I use sackcloth to cover them.”

This is the only time the word קַדְרוּת/qadrút, which I translate “dark clothes,” appears in the bible. The KJV went with “blackness,” and the NIV and many others with “darkness.” Where’d I get “dark clothes”?

Dictionary. See, the word is similar, probably related, to the verb קָדַר/qadár, “be dark.” Since qadrút ends in -t, it sounds like a plural; since God used the verb לָבַשׁ/laváš, “I make it wear,” it seems the whatever things qadrút represents must be clothes. And of course, there’s line 2—“I use sackcloth to cover them”—which is the same idea as making the skies wear dark clothes. So, basic deduction—with a little help from the dictionary.

But do I know “qadrút” means dark clothes? Not for certain. After all, I’m not a Hebrew-speaker from the 700s BC Jerusalem. I made a basic deduction from the facts I have at hand. But I wouldn’t bet my life on it.

And that’s my point: I wouldn’t bet my life on it. When we’re studying bible, and unearth hard facts, we should be able to bet our lives on them.
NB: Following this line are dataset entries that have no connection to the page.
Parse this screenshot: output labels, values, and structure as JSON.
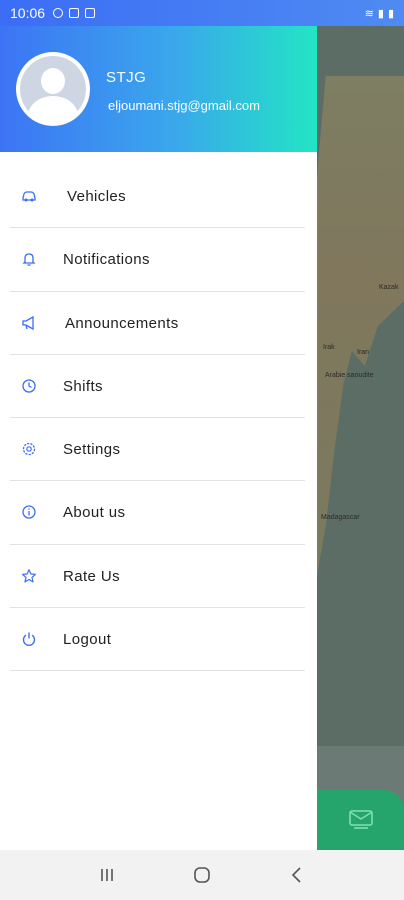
{
  "status_bar": {
    "time": "10:06"
  },
  "user": {
    "name": "STJG",
    "email": "eljoumani.stjg@gmail.com"
  },
  "menu": {
    "items": [
      {
        "label": "Vehicles",
        "icon": "car-icon"
      },
      {
        "label": "Notifications",
        "icon": "bell-icon"
      },
      {
        "label": "Announcements",
        "icon": "megaphone-icon"
      },
      {
        "label": "Shifts",
        "icon": "clock-icon"
      },
      {
        "label": "Settings",
        "icon": "gear-icon"
      },
      {
        "label": "About us",
        "icon": "info-icon"
      },
      {
        "label": "Rate Us",
        "icon": "star-icon"
      },
      {
        "label": "Logout",
        "icon": "power-icon"
      }
    ]
  },
  "map_labels": [
    "Kazak",
    "Irak",
    "Iran",
    "Arabie saoudite",
    "Madagascar"
  ],
  "colors": {
    "accent": "#3d74f5",
    "icon": "#3b6df5",
    "fab": "#25a46c"
  }
}
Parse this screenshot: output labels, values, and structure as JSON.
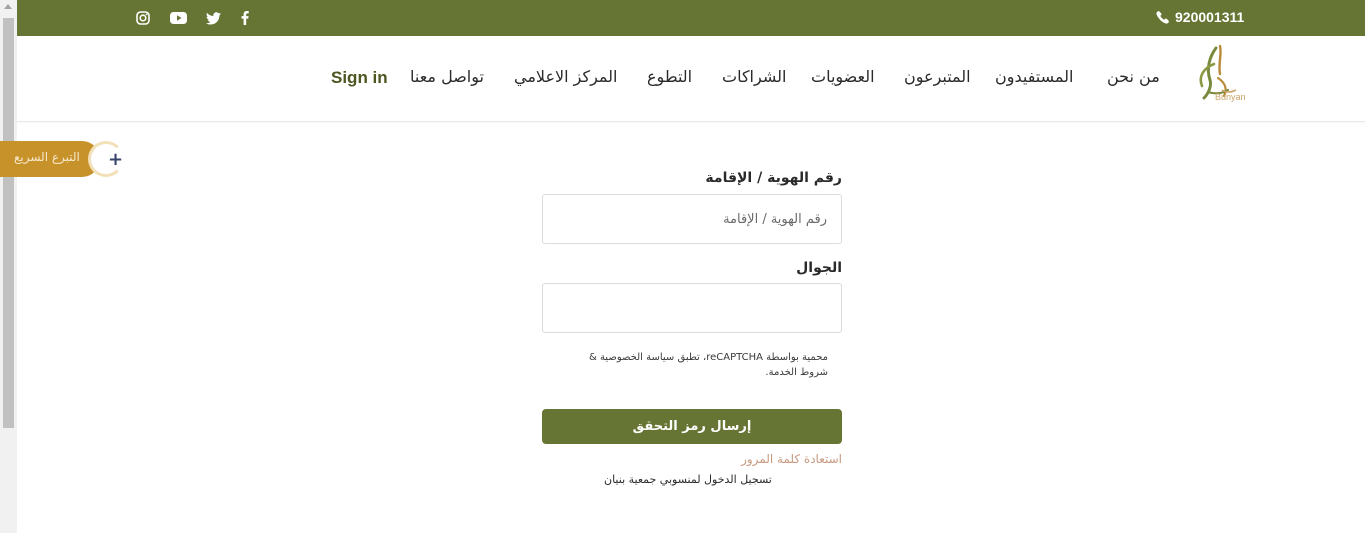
{
  "topbar": {
    "phone": "920001311",
    "social_icons": [
      "facebook-icon",
      "twitter-icon",
      "youtube-icon",
      "instagram-icon"
    ],
    "background": "#667534"
  },
  "header": {
    "logo_text": "Bunyan",
    "nav": [
      {
        "label": "من نحن"
      },
      {
        "label": "المستفيدون"
      },
      {
        "label": "المتبرعون"
      },
      {
        "label": "العضويات"
      },
      {
        "label": "الشراكات"
      },
      {
        "label": "التطوع"
      },
      {
        "label": "المركز الاعلامي"
      },
      {
        "label": "تواصل معنا"
      },
      {
        "label": "Sign in"
      }
    ]
  },
  "quick_donate": {
    "label": "التبرع السريع",
    "plus": "+",
    "color": "#c8922a"
  },
  "form": {
    "id_label": "رقم الهوية / الإقامة",
    "id_placeholder": "رقم الهوية / الإقامة",
    "id_value": "",
    "mobile_label": "الجوال",
    "mobile_value": "",
    "recaptcha_text": "محمية بواسطة reCAPTCHA، تطبق سياسة الخصوصية & شروط الخدمة.",
    "submit_label": "إرسال رمز التحقق",
    "forgot_password": "استعادة كلمة المرور",
    "staff_login": "تسجيل الدخول لمنسوبي جمعية بنيان"
  },
  "colors": {
    "accent": "#667534",
    "gold": "#c8922a",
    "link": "#c89a80"
  }
}
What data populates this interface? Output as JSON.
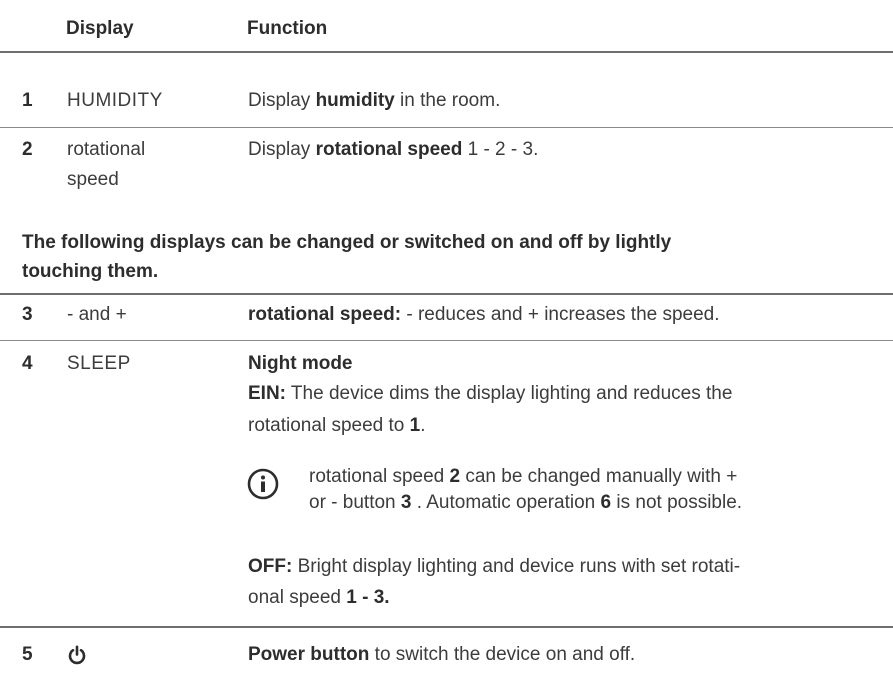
{
  "header": {
    "display_label": "Display",
    "function_label": "Function"
  },
  "rows_top": [
    {
      "num": "1",
      "display": "HUMIDITY",
      "fn_pre": "Display ",
      "fn_bold": "humidity",
      "fn_post": " in the room."
    },
    {
      "num": "2",
      "display_line1": "rotational",
      "display_line2": "speed",
      "fn_pre": "Display ",
      "fn_bold": "rotational speed",
      "fn_post": " 1 - 2 - 3."
    }
  ],
  "section_note": {
    "line1": "The following displays can be changed or switched on and off by lightly",
    "line2": "touching them."
  },
  "row3": {
    "num": "3",
    "display": "- and +",
    "fn_bold": "rotational speed:",
    "fn_post": " - reduces and + increases the speed."
  },
  "row4": {
    "num": "4",
    "display": "SLEEP",
    "title": "Night mode",
    "ein_label": "EIN:",
    "ein_text_1": " The device dims the display lighting and reduces the",
    "ein_text_2_pre": "rotational speed to ",
    "ein_text_2_bold": "1",
    "ein_text_2_post": ".",
    "info_line1_pre": "rotational speed ",
    "info_line1_bold": "2",
    "info_line1_post": " can be changed manually with +",
    "info_line2_pre": "or - button ",
    "info_line2_bold1": "3",
    "info_line2_mid": " . Automatic operation ",
    "info_line2_bold2": "6",
    "info_line2_post": " is not possible.",
    "off_label": "OFF:",
    "off_text_1": " Bright display lighting and device runs with set rotati-",
    "off_text_2_pre": "onal speed ",
    "off_text_2_bold": "1 - 3."
  },
  "row5": {
    "num": "5",
    "icon": "power-icon",
    "fn_bold": "Power button",
    "fn_post": " to switch the device on and off."
  },
  "colors": {
    "text": "#3c3c3c",
    "text_bold": "#2d2d2d",
    "rule": "#8a8a8a"
  }
}
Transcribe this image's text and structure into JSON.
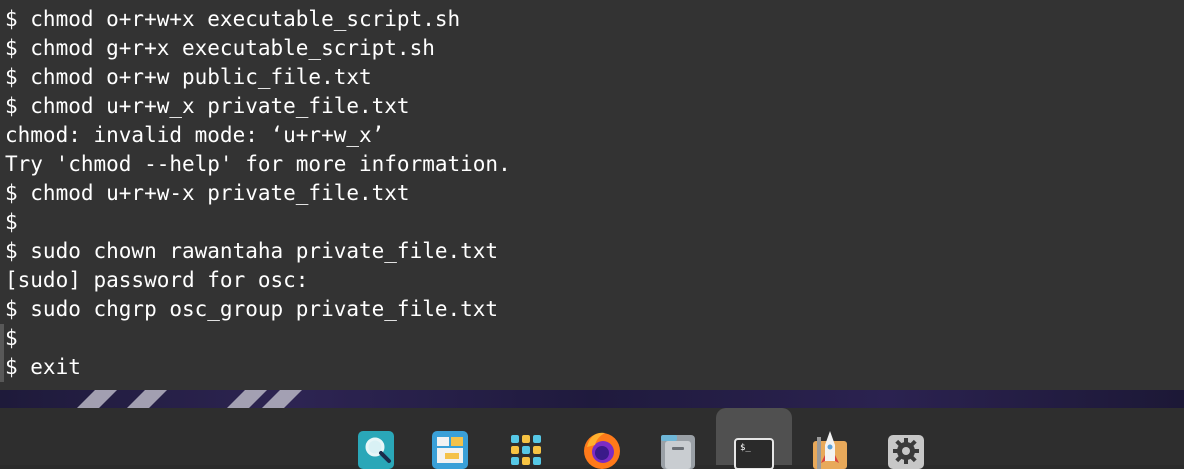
{
  "terminal": {
    "clipped_top_line": "$ chmod ... _ ... ... . ... (...)",
    "lines": [
      "$ chmod o+r+w+x executable_script.sh",
      "$ chmod g+r+x executable_script.sh",
      "$ chmod o+r+w public_file.txt",
      "$ chmod u+r+w_x private_file.txt",
      "chmod: invalid mode: ‘u+r+w_x’",
      "Try 'chmod --help' for more information.",
      "$ chmod u+r+w-x private_file.txt",
      "$",
      "$ sudo chown rawantaha private_file.txt",
      "[sudo] password for osc:",
      "$ sudo chgrp osc_group private_file.txt",
      "$",
      "$ exit"
    ]
  },
  "dock": {
    "items": [
      {
        "name": "Search",
        "icon": "magnifier-icon"
      },
      {
        "name": "Files Manager",
        "icon": "window-manager-icon"
      },
      {
        "name": "App Grid",
        "icon": "app-grid-icon"
      },
      {
        "name": "Firefox",
        "icon": "firefox-icon"
      },
      {
        "name": "Files",
        "icon": "folder-icon"
      },
      {
        "name": "Terminal",
        "icon": "terminal-icon",
        "active": true
      },
      {
        "name": "Builder",
        "icon": "rocket-icon"
      },
      {
        "name": "Settings",
        "icon": "gear-icon"
      }
    ]
  },
  "colors": {
    "terminal_bg": "#333333",
    "terminal_fg": "#ffffff",
    "dock_bg": "#2e2e2e",
    "dock_active": "#505050"
  }
}
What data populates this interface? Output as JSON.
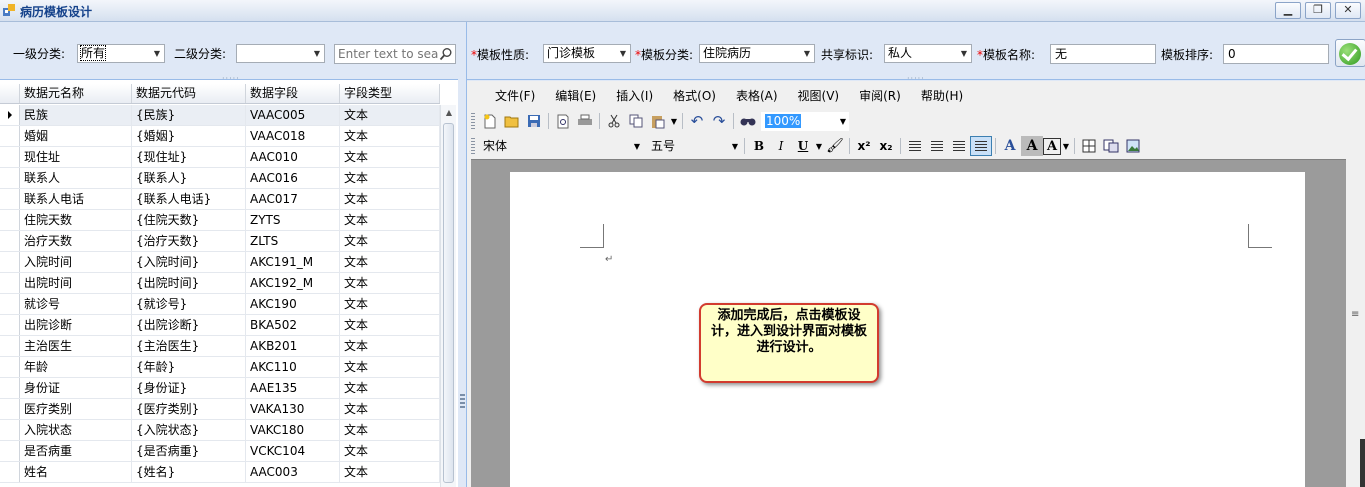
{
  "window": {
    "title": "病历模板设计",
    "min": "▁",
    "restore": "❐",
    "close": "✕"
  },
  "filters": {
    "level1_label": "一级分类:",
    "level1_value": "所有",
    "level2_label": "二级分类:",
    "level2_value": "",
    "search_placeholder": "Enter text to sear"
  },
  "grid": {
    "columns": [
      "数据元名称",
      "数据元代码",
      "数据字段",
      "字段类型"
    ],
    "rows": [
      [
        "民族",
        "{民族}",
        "VAAC005",
        "文本"
      ],
      [
        "婚姻",
        "{婚姻}",
        "VAAC018",
        "文本"
      ],
      [
        "现住址",
        "{现住址}",
        "AAC010",
        "文本"
      ],
      [
        "联系人",
        "{联系人}",
        "AAC016",
        "文本"
      ],
      [
        "联系人电话",
        "{联系人电话}",
        "AAC017",
        "文本"
      ],
      [
        "住院天数",
        "{住院天数}",
        "ZYTS",
        "文本"
      ],
      [
        "治疗天数",
        "{治疗天数}",
        "ZLTS",
        "文本"
      ],
      [
        "入院时间",
        "{入院时间}",
        "AKC191_M",
        "文本"
      ],
      [
        "出院时间",
        "{出院时间}",
        "AKC192_M",
        "文本"
      ],
      [
        "就诊号",
        "{就诊号}",
        "AKC190",
        "文本"
      ],
      [
        "出院诊断",
        "{出院诊断}",
        "BKA502",
        "文本"
      ],
      [
        "主治医生",
        "{主治医生}",
        "AKB201",
        "文本"
      ],
      [
        "年龄",
        "{年龄}",
        "AKC110",
        "文本"
      ],
      [
        "身份证",
        "{身份证}",
        "AAE135",
        "文本"
      ],
      [
        "医疗类别",
        "{医疗类别}",
        "VAKA130",
        "文本"
      ],
      [
        "入院状态",
        "{入院状态}",
        "VAKC180",
        "文本"
      ],
      [
        "是否病重",
        "{是否病重}",
        "VCKC104",
        "文本"
      ],
      [
        "姓名",
        "{姓名}",
        "AAC003",
        "文本"
      ]
    ]
  },
  "template": {
    "nature_label": "模板性质:",
    "nature_value": "门诊模板",
    "category_label": "模板分类:",
    "category_value": "住院病历",
    "share_label": "共享标识:",
    "share_value": "私人",
    "name_label": "模板名称:",
    "name_value": "无",
    "order_label": "模板排序:",
    "order_value": "0",
    "required_mark": "*"
  },
  "menu": [
    "文件(F)",
    "编辑(E)",
    "插入(I)",
    "格式(O)",
    "表格(A)",
    "视图(V)",
    "审阅(R)",
    "帮助(H)"
  ],
  "toolbar": {
    "zoom": "100%",
    "font": "宋体",
    "size": "五号"
  },
  "document": {
    "paragraph_mark": "↵"
  },
  "callout": {
    "text": "添加完成后，点击模板设计，进入到设计界面对模板进行设计。"
  }
}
After all, we’re trying to follow Jesus, and trying to get the scriptures to help us in the task. Following Jesus can be risky though. Worthwhile, but still risky. So we want lots of evidence before we take risks: Our word study had better include loads of verses so we can know what the scriptures teach. I can hang my hat on this interpretation… but will I trust it to suspend me from a helicopter, without snapping off and dropping me into jagged rocks? Nah. I’d need more verses.

In the same way, sometimes we need more verses in our word study. Two will make us more certain of the word’s meaning. Three is better. Ten is way better. And so forth.